Master Theses

Tag aggregation

Summary: Investigating community detection algorithms to aggregate tag synonym pairs of Stack Overflow to meaningful topics.

On the question and answer site Stack Overflow more than 38,000 diverse tags are used to classify posts. These tags have often the same or similar meaning. The Stack Overflow community provides tag synonyms to reduce the number of redundant tags. In our previous research, we investigated those synonym pairs and derived a number of strategies to create tag synonyms automatically. The tag synonym suggestion tool TSST implements these strategies. Furthermore, we presented an approach to group tag synonyms to meaningful topics. For this, we represent our synonyms as directed, weighted graphs, and investigate several graph community detection algorithms provided by the igraph package of R to build meaningful groups of tags also called tag communities.

We apply our approach to the tags obtained from Android-related Stack Overflow posts and evaluate resulting tag communities quantitatively with various community metrics, such as the minimum and maximum size of the communities or the number of communities.
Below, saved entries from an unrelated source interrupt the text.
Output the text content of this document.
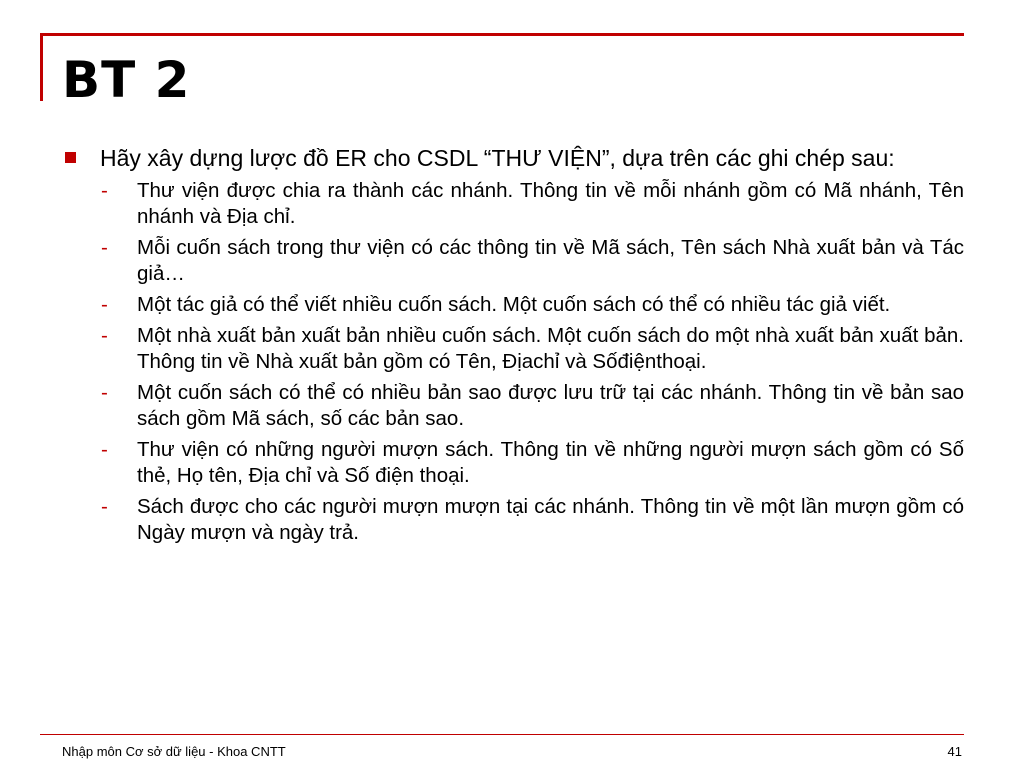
BT 2
Hãy xây dựng lược đồ ER cho CSDL “THƯ VIỆN”, dựa trên các ghi chép sau:
- Thư viện được chia ra thành các nhánh. Thông tin về mỗi nhánh gồm có Mã nhánh, Tên nhánh và Địa chỉ.
- Mỗi cuốn sách trong thư viện có các thông tin về Mã sách, Tên sách Nhà xuất bản và Tác giả…
- Một tác giả có thể viết nhiều cuốn sách. Một cuốn sách có thể có nhiều tác giả viết.
- Một nhà xuất bản xuất bản nhiều cuốn sách. Một cuốn sách do một nhà xuất bản xuất bản. Thông tin về Nhà xuất bản gồm có Tên, Địachỉ và Sốđiệnthoại.
- Một cuốn sách có thể có nhiều bản sao được lưu trữ tại các nhánh. Thông tin về bản sao sách gồm Mã sách, số các bản sao.
- Thư viện có những người mượn sách. Thông tin về những người mượn sách gồm có Số thẻ, Họ tên, Địa chỉ và Số điện thoại.
- Sách được cho các người mượn mượn tại các nhánh. Thông tin về một lần mượn gồm có Ngày mượn và ngày trả.
Nhập môn Cơ sở dữ liệu - Khoa CNTT	41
In addition, we evaluate our approach qualitatively through a manual inspection and comparison of a random sample of tag communities. Our results show that we can cluster the Android tags when using the walktrap community algorithm to 2,249 meaningful tag communities.

A topic for a master thesis could be the investigation of more community detection algorithms on graphs. In particular, the idea is to investigate community detection algorithms supporting tags belonging to more than one community and evaluate the algorithms on a larger set of tags of Stack Overflow.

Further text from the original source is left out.